Aasthapunjabi
3 min readMay 3, 2024

GSOC-24 Speech and Language Processing for a multimodal corpus of Farsi

Hi there! I’m Aastha Punjabi, and I am a third year undergraduate at Indian Institute of Technology Kanpur.

I’m super excited to share my weekly updates through this blog as I dive into Speech and Language Processing for a multimodal corpus of Farsi for Google Summer of Code 2024 with the Red Hen Lab.

**Week 0 : Community Bonding Period**

Project Summary:

CWRU HPC:
- I created an affiliate account in mbt8 group on CWRU HPC, installed the authorization keys and made a directory for my project at /mnt/rds/redhen/gallina/home/akp165
All the subsequent files and codes would be stored in this directory.

**Week 1 and 2 (27th May to 9th June)**

- In the first meeting with Peter Sir, we went through the next steps that were needed to be done in the following weeks. These were :
- Forked the repository, youtube_pipeline (https://github.com/RedHenLab/youtube_pipeline) and then clone as it was important to merge and maintain the changes with the original repository.
- Downloaded test videos and their respective json and subtitle files in Persian (Peter sir gave me a list of some channels to download the videos from) using yt-dlp
-Use pip install yt-dlp for installation
- There are many modules already available on Case HPC, and one can load them using “module load MODULE_NAME”
-Available models can be checked using
“module avail”
-Any task on HPC that requires more memory that has to be using job commands such as sbatch or srun
Command used:

yt-dlp -i -o "%(id)s.%(ext)s" "URL of the video" - write-info-json - write-auto-sub - sub-lang en - verbose

-This downloads the info.json file along with the mp4/webm video and subtitles if available.

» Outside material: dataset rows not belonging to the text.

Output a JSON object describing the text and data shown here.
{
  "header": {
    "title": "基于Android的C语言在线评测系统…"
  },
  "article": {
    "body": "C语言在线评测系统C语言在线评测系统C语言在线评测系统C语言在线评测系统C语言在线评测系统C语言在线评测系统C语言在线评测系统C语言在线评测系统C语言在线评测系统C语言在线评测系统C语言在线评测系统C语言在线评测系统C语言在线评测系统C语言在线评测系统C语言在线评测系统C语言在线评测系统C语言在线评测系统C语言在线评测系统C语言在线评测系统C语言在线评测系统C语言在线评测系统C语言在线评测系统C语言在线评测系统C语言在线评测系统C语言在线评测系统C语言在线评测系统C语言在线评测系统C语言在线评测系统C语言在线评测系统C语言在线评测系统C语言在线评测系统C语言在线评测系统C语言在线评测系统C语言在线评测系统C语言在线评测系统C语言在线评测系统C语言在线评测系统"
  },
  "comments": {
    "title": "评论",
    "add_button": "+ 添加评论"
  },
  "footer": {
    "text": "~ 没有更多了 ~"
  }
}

- For the English pipeline, the Udpipe model for English had to be downloaded
- Downloaded SoMaJo for tokenization in English (can be used for Russian and Bangla too but different tools need to be used for other languages)
-Downloaded the Redhen punctuation restoration tool (cloned the repo)
- Installed and built udpipe-1.2.0-bin from this link
https://github.com/ufal/udpipe/releases/download/v1.2.0/udpipe-1.2.0-bin.zip

- There was some issue in running the files due to line endings which was resolved by running dos2unix *.sh
- Note : Try to install other required modules without versions and run each script one by one if errors arise while running run_corpus_pipeline.sh

- There were certain changes to be made in the original repository before running the pipeline
Changes:

In annotate_english_pos_sent.sh, change

"find en.conll.tok $inpath -type f "

to

"find $inpath -type f -name '*conll.tok' "

In tok_conll_merge.sh,
write the whole file as

#!/bin/bash
CONLL_IN="$1" #"conll_input"
TOKENIZED_IN="$2" #"puncttext"
OUTPATH="$3" #"conll_tokenized"
for c in $CONLL_IN/*conll_input
do
SUPERBASENAME=${c%.conll_input}
SUPERBASENAME=${SUPERBASENAME##$CONLL_IN}
python3 merge_conll_somajo.py $c $TOKENIZED_IN/$SUPERBASENAME.punct > $OUTPATH/$SUPERBASENAME.conll.tok
done
  • Successully tested the English pipeline running run_corpus_pipeline.sh, creating a final VRT file

**Week 3 and 4 (10th June to 23rd June)**

- Tested the georgian_pipeline using inputs as subtitle file with .txt extension and time_information.xlsx file which I generated using the speech to text AI tool voiser.net
- Downloaded the treetagger for Georgian from here https://github.com/SophikoComp/TreeTagger-for-Georgian/
- Used OpenAI Whisper for videos that do not have subtitles, itcan be used to generate .srt, .vtt etc. files
Used these commands:

pip install -U openai-whisper
sudo apt update && sudo apt install ffmpeg
pip install setuptools-rust

For our purpose, we used large model for whisper which requires around 10GB VRAM, this can be allotted using the srun command.

whisper "path_to_mp4_file" - model large - language Persian -f 'srt'

Whisper can also be used in a python script and also for audio files.